Deputy Prime Minister Vuong Dinh Hue signed Decision No.1232/QD-TTg on August 17, approving the state stake divestment for state-owned enterprises (SOEs) and corporations in 2017-2020, with Vietnam Airports Corporation (ACV) and the flag carrier Vietnam Airlines (VNA) both named among the many in line for divestment.
ACV will have to sell off 20 per cent of its state stake in 2018 and 10.4 per cent in 2019, while VNA will have to sell 35.16 per cent in 2019, thus cutting state ownership in the firms to 65 per cent and 51 per cent, respectively.
“The divestment will be a good chance for foreign investors to join the local aviation market. Many foreign investors are interested in acquiring stake in the firms,” Deputy Transport Minister Le Dinh Tho told VIR.
According to Thomas Treutler, partner and managing director of Tilleke & Gibbins Consultants Limited, foreign investors will certainly be interested in investing in well-established airlines. Travel to Vietnam for business and tourism will continue to rise, as will outbound travel for Vietnamese businesses reaching out internationally to investors and Vietnamese citizens travelling internationally for tourism.
“Domestic travel within the country is also booming, with more affordability. Thus, it certainly has the potential for continued development and can be a lucrative investment,” Treutler said.
ACV and VNA are quite appealing to foreign investors, both having demonstrated solid performance in 2016.
ACV – the operator of 22 airports across the country – made a net revenue of VND13.4 trillion ($609 million) last year, up 23 per cent on-year, while its pre-tax profits rose 58 per cent on-year to over VND4 trillion ($181.8 million).
VNA – which holds a 42 per cent market share in the domestic airline sector – reaped consolidated revenue of VND76 trillion ($3.45 billion) last year, up 10 per cent on-year. It also achieved record-high consolidated pre-tax profits, raking in VND2.5 trillion ($113.6 million), up 140 per cent on-year.
The two groups are also planning ambitious future investments to increase operational efficiency. Specifically, the Hanoi-based carrier has decided to invest a large sum to increase its fleet from 93 to 120 aircraft by 2020. It is also set on maintaining its annual growth of 16.1 per cent during the next three years.
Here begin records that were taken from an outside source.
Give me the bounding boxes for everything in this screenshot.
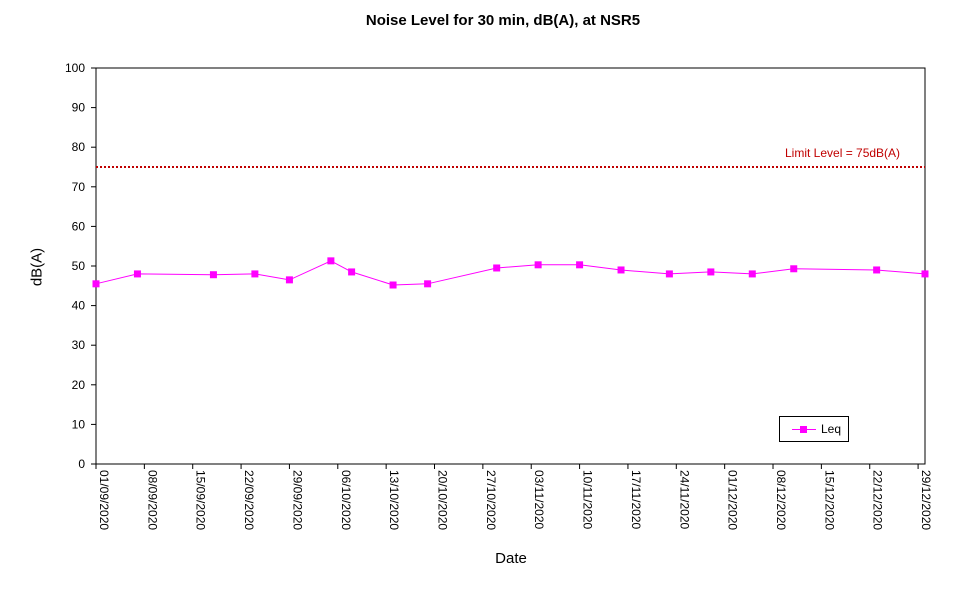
x-tick-label: 10/11/2020 <box>581 470 595 529</box>
data-point <box>921 270 929 278</box>
y-tick-label: 70 <box>72 180 86 194</box>
x-tick-label: 27/10/2020 <box>484 470 498 530</box>
y-tick-label: 10 <box>72 417 86 431</box>
y-tick-label: 50 <box>72 259 86 273</box>
y-tick-label: 0 <box>78 457 85 471</box>
series-line-leq <box>95 260 926 286</box>
limit-level-label: Limit Level = 75dB(A) <box>785 146 901 160</box>
y-tick-label: 20 <box>72 378 86 392</box>
y-tick-label: 90 <box>72 101 86 115</box>
legend-label-leq: Leq <box>821 422 842 436</box>
data-point <box>534 261 542 269</box>
y-tick-label: 40 <box>72 299 86 313</box>
x-axis-label: Date <box>495 550 527 567</box>
data-point <box>665 270 673 278</box>
legend-marker-swatch <box>800 426 807 433</box>
data-point <box>424 280 432 288</box>
x-tick-label: 01/12/2020 <box>726 470 740 530</box>
x-tick-label: 22/12/2020 <box>871 470 885 530</box>
data-point <box>251 270 259 278</box>
data-point <box>327 257 335 265</box>
y-tick-label: 30 <box>72 338 86 352</box>
x-tick-label: 22/09/2020 <box>242 470 256 530</box>
x-tick-label: 13/10/2020 <box>387 470 401 530</box>
data-point <box>285 276 293 284</box>
data-point <box>873 266 881 274</box>
chart-title: Noise Level for 30 min, dB(A), at NSR5 <box>365 12 641 29</box>
x-tick-label: 08/09/2020 <box>145 470 159 530</box>
y-tick-label: 60 <box>72 219 86 233</box>
data-point <box>389 281 397 289</box>
legend: Leq <box>779 416 849 442</box>
x-tick-label: 06/10/2020 <box>339 470 353 530</box>
x-tick-label: 17/11/2020 <box>629 470 643 529</box>
x-tick-label: 01/09/2020 <box>97 470 111 530</box>
y-tick-label: 80 <box>72 140 86 154</box>
data-point <box>617 266 625 274</box>
x-tick-label: 03/11/2020 <box>532 470 546 529</box>
data-point <box>348 268 356 276</box>
data-point <box>133 270 141 278</box>
x-tick-label: 08/12/2020 <box>774 470 788 530</box>
x-tick-label: 29/09/2020 <box>290 470 304 530</box>
data-point <box>209 271 217 279</box>
x-tick-label: 29/12/2020 <box>919 470 933 530</box>
data-point <box>707 268 715 276</box>
x-tick-label: 15/12/2020 <box>822 470 836 530</box>
y-tick-label: 100 <box>65 61 85 75</box>
x-tick-label: 20/10/2020 <box>436 470 450 530</box>
x-tick-label: 24/11/2020 <box>677 470 691 529</box>
data-point <box>576 261 584 269</box>
plot-frame <box>95 67 926 465</box>
data-point <box>493 264 501 272</box>
x-tick-label: 15/09/2020 <box>194 470 208 530</box>
data-point <box>748 270 756 278</box>
data-point <box>92 280 100 288</box>
data-point <box>790 265 798 273</box>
The robust performance and future potential of the aviation industry has made it very attractive to foreign investors compared to other forms of transportation.
According to the Civil Aviation Administration of Vietnam (CAAV), Vietnam’s aviation industry, which contributes $6 billion to the country’s GDP annually, grew 29 per cent on-year in terms of passengers in 2016.
In addition, Vietnam’s passenger:population ratio is less than 1:1, compared to rates of 4:1 or 5:1 in more developed markets like Singapore, Hong Kong, and the US. Thus there is plenty of room for future growth.
“Foreign investors often target large-scale firms and firms that are in the same business field as they are. VNA and ACV are good examples of past targets,” said another senior official in the Ministry of Transport.
In 2016, the stake sales by VNA and ACV were among the hottest in the aviation industry, as many multi-national corporations lined up to take part in the auctions.
Paris Aéroport, which manages 37 airports, outbid rivals including Singapore’s Changi Airport International, and Japanese investors Taisei and JATCO to become ACV’s strategic foreign investor.
Also last year, VNA gained a valuable partner when ANA Holdings – Japan’s largest airline – bought an 8.8 per cent stake in the state-owned firm for VND2.38 trillion ($108 million).